Белинский вскоре знакомится с книгой Фейербаха «Сущность христианства», вызвавшей полный переворот в мировоззрении молодого поколения, а в 1844 году он принимает новейшую боевую декларацию атеизма. Его увлекли знаменитые афоризмы Карла Маркса: «Религия есть опиум народа. Упразднение религии, как иллюзорного счастья народа, есть требование его действительного счастья». Белинский сохранил в своей библиотеке выпуск «Немецко‑французского ежегодника», опубликовавшего эту статью. Незадолго до первой встречи с Достоевским Белинский писал Герцену 26 января 1845 года, вероятно, под непосредственным впечатлением от статьи Маркса «К критике гегелевской философии права», что «в словах “Бог” и “религия”» видит только «тьму, мрак, цепи и кнут». Это проводило резкую демаркационную черту в идейных установках романиста и критика.
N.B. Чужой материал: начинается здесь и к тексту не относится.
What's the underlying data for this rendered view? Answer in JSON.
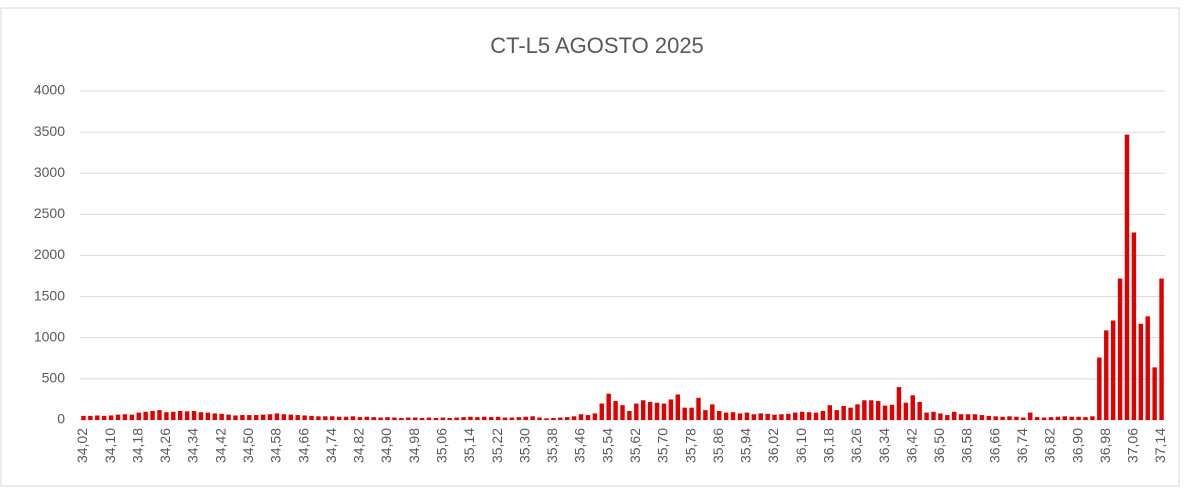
{
  "chart_data": {
    "type": "bar",
    "title": "CT-L5 AGOSTO 2025",
    "categories": [
      "34,02",
      null,
      null,
      null,
      "34,10",
      null,
      null,
      null,
      "34,18",
      null,
      null,
      null,
      "34,26",
      null,
      null,
      null,
      "34,34",
      null,
      null,
      null,
      "34,42",
      null,
      null,
      null,
      "34,50",
      null,
      null,
      null,
      "34,58",
      null,
      null,
      null,
      "34,66",
      null,
      null,
      null,
      "34,74",
      null,
      null,
      null,
      "34,82",
      null,
      null,
      null,
      "34,90",
      null,
      null,
      null,
      "34,98",
      null,
      null,
      null,
      "35,06",
      null,
      null,
      null,
      "35,14",
      null,
      null,
      null,
      "35,22",
      null,
      null,
      null,
      "35,30",
      null,
      null,
      null,
      "35,38",
      null,
      null,
      null,
      "35,46",
      null,
      null,
      null,
      "35,54",
      null,
      null,
      null,
      "35,62",
      null,
      null,
      null,
      "35,70",
      null,
      null,
      null,
      "35,78",
      null,
      null,
      null,
      "35,86",
      null,
      null,
      null,
      "35,94",
      null,
      null,
      null,
      "36,02",
      null,
      null,
      null,
      "36,10",
      null,
      null,
      null,
      "36,18",
      null,
      null,
      null,
      "36,26",
      null,
      null,
      null,
      "36,34",
      null,
      null,
      null,
      "36,42",
      null,
      null,
      null,
      "36,50",
      null,
      null,
      null,
      "36,58",
      null,
      null,
      null,
      "36,66",
      null,
      null,
      null,
      "36,74",
      null,
      null,
      null,
      "36,82",
      null,
      null,
      null,
      "36,90",
      null,
      null,
      null,
      "36,98",
      null,
      null,
      null,
      "37,06",
      null,
      null,
      null,
      "37,14"
    ],
    "values": [
      50,
      50,
      55,
      50,
      55,
      65,
      70,
      65,
      90,
      100,
      110,
      120,
      95,
      100,
      110,
      105,
      110,
      95,
      90,
      80,
      75,
      65,
      55,
      60,
      60,
      60,
      65,
      70,
      80,
      70,
      65,
      60,
      55,
      50,
      45,
      45,
      45,
      40,
      40,
      45,
      35,
      40,
      35,
      30,
      35,
      30,
      25,
      30,
      30,
      25,
      30,
      25,
      30,
      25,
      30,
      35,
      40,
      35,
      40,
      35,
      40,
      30,
      30,
      35,
      40,
      45,
      30,
      20,
      25,
      30,
      35,
      45,
      70,
      60,
      80,
      200,
      320,
      230,
      180,
      110,
      200,
      240,
      220,
      210,
      200,
      250,
      310,
      150,
      150,
      270,
      120,
      190,
      110,
      90,
      95,
      80,
      90,
      70,
      80,
      75,
      65,
      70,
      75,
      90,
      100,
      95,
      90,
      110,
      180,
      120,
      170,
      150,
      190,
      240,
      240,
      230,
      175,
      185,
      400,
      210,
      300,
      220,
      90,
      100,
      80,
      60,
      100,
      70,
      70,
      70,
      60,
      50,
      45,
      40,
      45,
      40,
      30,
      90,
      35,
      30,
      35,
      40,
      45,
      40,
      40,
      35,
      45,
      760,
      1090,
      1210,
      1720,
      3470,
      2280,
      1170,
      1260,
      640,
      1720
    ],
    "color": "#e00000",
    "ylim": [
      0,
      4000
    ],
    "yticks": [
      0,
      500,
      1000,
      1500,
      2000,
      2500,
      3000,
      3500,
      4000
    ],
    "grid": true
  }
}
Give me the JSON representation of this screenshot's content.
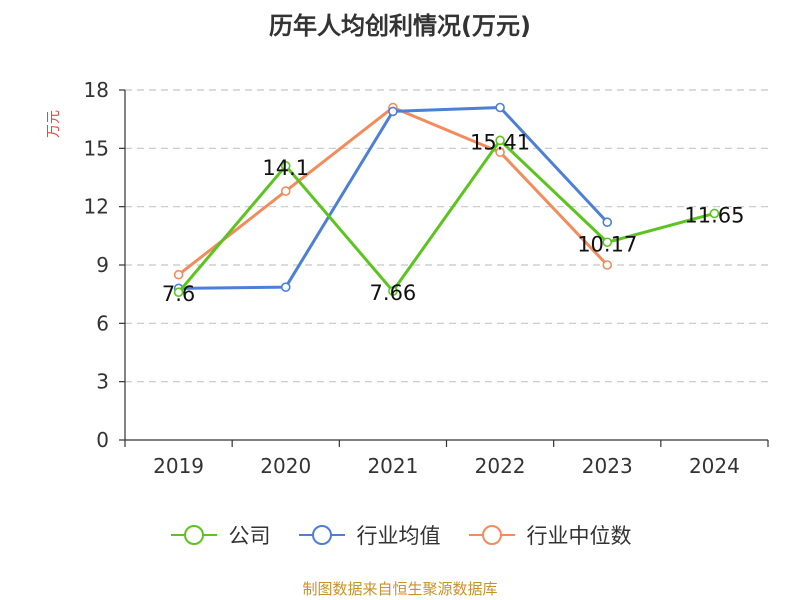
{
  "chart_data": {
    "type": "line",
    "title": "历年人均创利情况(万元)",
    "ylabel": "万元",
    "xlabel": "",
    "categories": [
      "2019",
      "2020",
      "2021",
      "2022",
      "2023",
      "2024"
    ],
    "ylim": [
      0,
      18
    ],
    "yticks": [
      0,
      3,
      6,
      9,
      12,
      15,
      18
    ],
    "grid": true,
    "legend_position": "bottom",
    "series": [
      {
        "name": "公司",
        "color": "#5cc41f",
        "values": [
          7.6,
          14.1,
          7.66,
          15.41,
          10.17,
          11.65
        ],
        "labels": [
          "7.6",
          "14.1",
          "7.66",
          "15.41",
          "10.17",
          "11.65"
        ]
      },
      {
        "name": "行业均值",
        "color": "#4c7fd6",
        "values": [
          7.8,
          7.86,
          16.9,
          17.1,
          11.2,
          null
        ]
      },
      {
        "name": "行业中位数",
        "color": "#f28c5c",
        "values": [
          8.5,
          12.8,
          17.1,
          14.8,
          9.0,
          null
        ]
      }
    ]
  },
  "footer": "制图数据来自恒生聚源数据库"
}
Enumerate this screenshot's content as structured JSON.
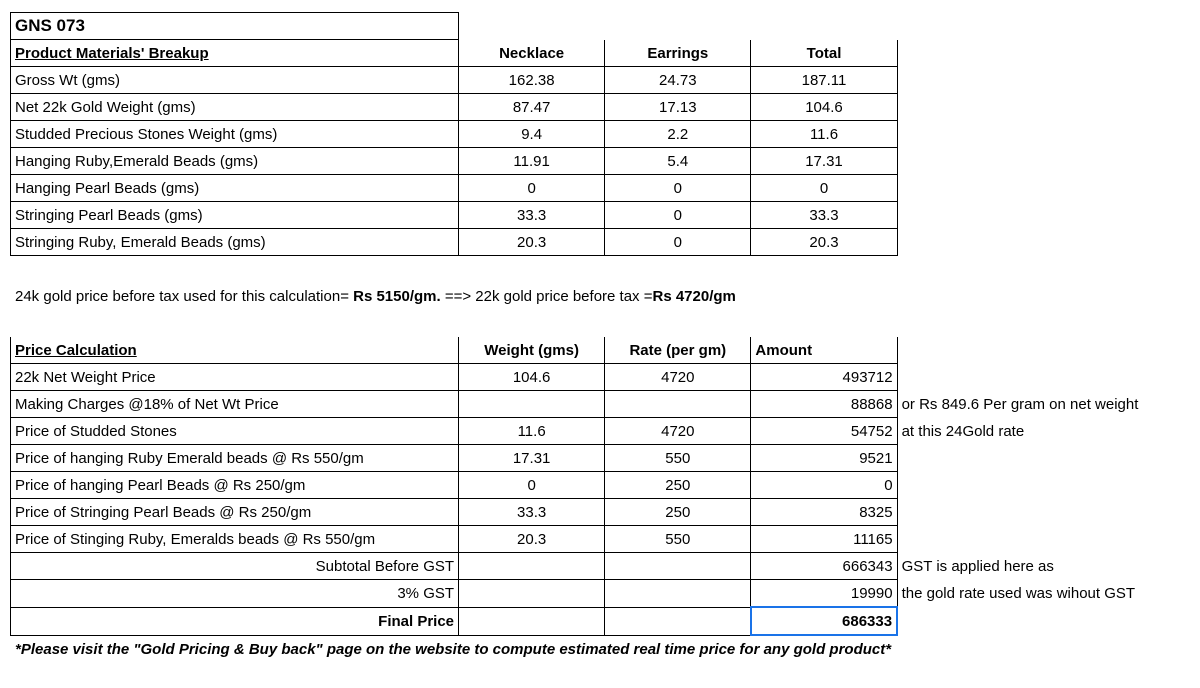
{
  "title": "GNS 073",
  "materials": {
    "header": "Product Materials' Breakup",
    "cols": [
      "Necklace",
      "Earrings",
      "Total"
    ],
    "rows": [
      {
        "label": "Gross Wt (gms)",
        "v": [
          "162.38",
          "24.73",
          "187.11"
        ]
      },
      {
        "label": "Net 22k Gold Weight (gms)",
        "v": [
          "87.47",
          "17.13",
          "104.6"
        ]
      },
      {
        "label": "Studded Precious Stones Weight (gms)",
        "v": [
          "9.4",
          "2.2",
          "11.6"
        ]
      },
      {
        "label": "Hanging Ruby,Emerald Beads (gms)",
        "v": [
          "11.91",
          "5.4",
          "17.31"
        ]
      },
      {
        "label": "Hanging Pearl Beads (gms)",
        "v": [
          "0",
          "0",
          "0"
        ]
      },
      {
        "label": "Stringing Pearl Beads (gms)",
        "v": [
          "33.3",
          "0",
          "33.3"
        ]
      },
      {
        "label": "Stringing Ruby, Emerald Beads (gms)",
        "v": [
          "20.3",
          "0",
          "20.3"
        ]
      }
    ]
  },
  "rate_note": {
    "pre": "24k gold price before tax used for this calculation= ",
    "mid": "Rs 5150/gm.",
    "post": " ==> 22k gold price before tax =",
    "tail": "Rs 4720/gm"
  },
  "calc": {
    "header": "Price Calculation",
    "cols": [
      "Weight (gms)",
      "Rate (per gm)",
      "Amount"
    ],
    "rows": [
      {
        "label": "22k Net Weight Price",
        "w": "104.6",
        "r": "4720",
        "a": "493712",
        "n": ""
      },
      {
        "label": " Making Charges @18% of Net Wt Price",
        "w": "",
        "r": "",
        "a": "88868",
        "n": "or Rs   849.6 Per gram on net weight"
      },
      {
        "label": "Price of Studded Stones",
        "w": "11.6",
        "r": "4720",
        "a": "54752",
        "n": "at this 24Gold rate"
      },
      {
        "label": "Price of hanging Ruby Emerald beads @ Rs 550/gm",
        "w": "17.31",
        "r": "550",
        "a": "9521",
        "n": ""
      },
      {
        "label": "Price of hanging Pearl Beads @ Rs 250/gm",
        "w": "0",
        "r": "250",
        "a": "0",
        "n": ""
      },
      {
        "label": "Price of Stringing Pearl Beads @ Rs 250/gm",
        "w": "33.3",
        "r": "250",
        "a": "8325",
        "n": ""
      },
      {
        "label": "Price of Stinging Ruby, Emeralds beads @ Rs 550/gm",
        "w": "20.3",
        "r": "550",
        "a": "11165",
        "n": ""
      }
    ],
    "subtotal": {
      "label": "Subtotal Before GST",
      "a": "666343",
      "n": "GST is applied here as"
    },
    "gst": {
      "label": "3% GST",
      "a": "19990",
      "n": "the gold rate used was wihout GST"
    },
    "final": {
      "label": "Final Price",
      "a": "686333",
      "n": ""
    }
  },
  "footer": "*Please visit the \"Gold Pricing & Buy back\" page on the website to compute estimated real time price for any gold product*",
  "style": {
    "selection_color": "#1a73e8",
    "border_color": "#000000",
    "font_family": "Arial"
  }
}
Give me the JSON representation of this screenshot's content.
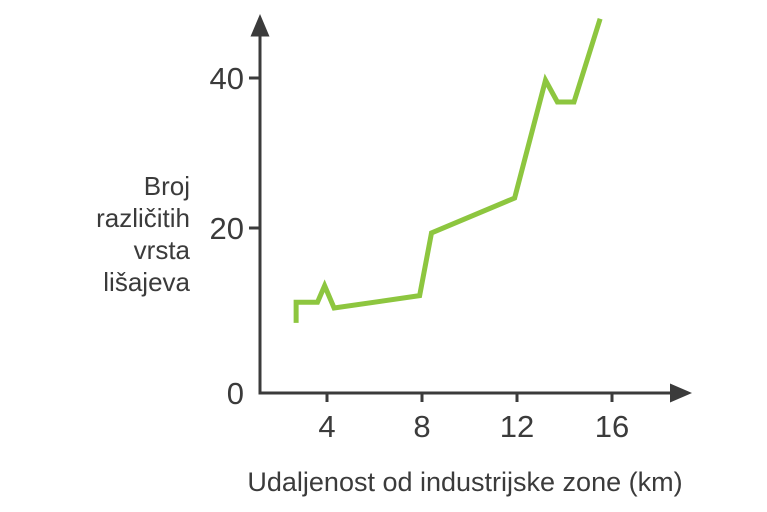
{
  "chart_data": {
    "type": "line",
    "title": "",
    "xlabel": "Udaljenost od industrijske zone (km)",
    "ylabel": "Broj različitih vrsta lišajeva",
    "ylabel_multiline": "Broj\nrazličitih\nvrsta\nlišajeva",
    "xticks": [
      4,
      8,
      12,
      16
    ],
    "yticks": [
      0,
      20,
      40
    ],
    "xlim": [
      1.5,
      18.5
    ],
    "ylim": [
      0,
      50
    ],
    "grid": false,
    "legend": null,
    "series": [
      {
        "name": "broj-vrsta-lisajeva",
        "color": "#8dc63f",
        "points": [
          [
            2.7,
            8.5
          ],
          [
            2.7,
            11
          ],
          [
            3.6,
            11
          ],
          [
            3.9,
            13
          ],
          [
            4.3,
            10.3
          ],
          [
            7.9,
            11.8
          ],
          [
            8.4,
            19.4
          ],
          [
            11.9,
            24
          ],
          [
            13.2,
            39.7
          ],
          [
            13.7,
            36.8
          ],
          [
            14.4,
            36.8
          ],
          [
            15.5,
            47.9
          ]
        ]
      }
    ],
    "colors": {
      "axis": "#3b3b3b",
      "text": "#3b3b3b",
      "line": "#8dc63f"
    }
  }
}
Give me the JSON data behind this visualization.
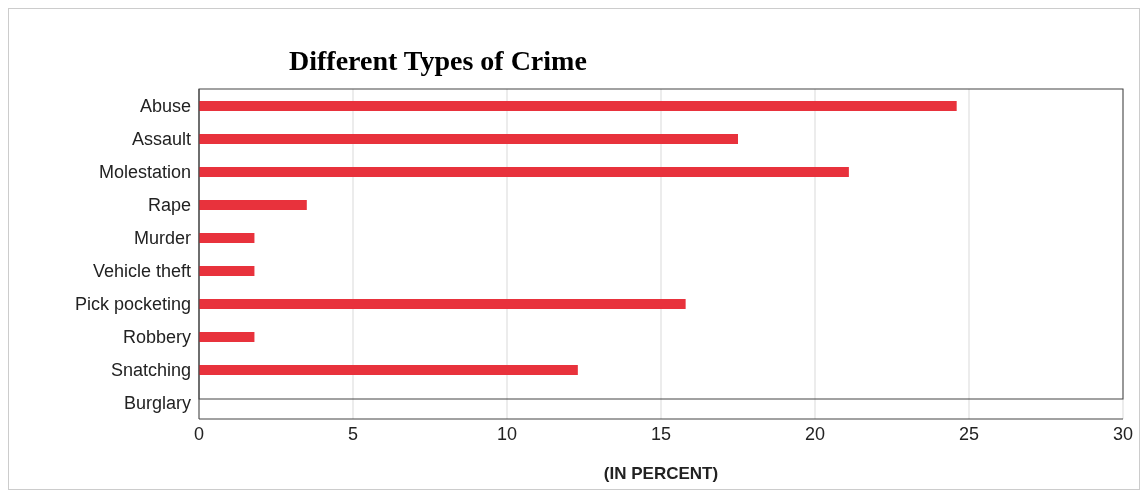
{
  "chart_data": {
    "type": "bar",
    "orientation": "horizontal",
    "title": "Different Types of Crime",
    "xlabel": "(IN PERCENT)",
    "categories": [
      "Abuse",
      "Assault",
      "Molestation",
      "Rape",
      "Murder",
      "Vehicle   theft",
      "Pick pocketing",
      "Robbery",
      "Snatching",
      "Burglary"
    ],
    "values": [
      24.6,
      17.5,
      21.1,
      3.5,
      1.8,
      1.8,
      15.8,
      1.8,
      12.3,
      0
    ],
    "color": "#e8323c",
    "xlim": [
      0,
      30
    ],
    "xticks": [
      0,
      5,
      10,
      15,
      20,
      25,
      30
    ],
    "grid": "x",
    "legend": false
  }
}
В «Дневнике писателя» 1873 года приведен один из их интереснейших споров. Возражая Достоевскому, Белинский выступал с резкой критикой христианства, направляя с обычной меткостью огонь своих аргументов против главных оплотов враждебного учения.

«– Да знаете ли вы, что нельзя насчитывать грехи человеку и обременять его долгами и подставными ланитами, когда общество так подло устроено, что человеку невозможно не делать злодейств, когда он экономически приведен к злодейству, и что нелепо и жестоко требовать с человека того, чего уже по законам природы не может он выполнить, если б даже хотел…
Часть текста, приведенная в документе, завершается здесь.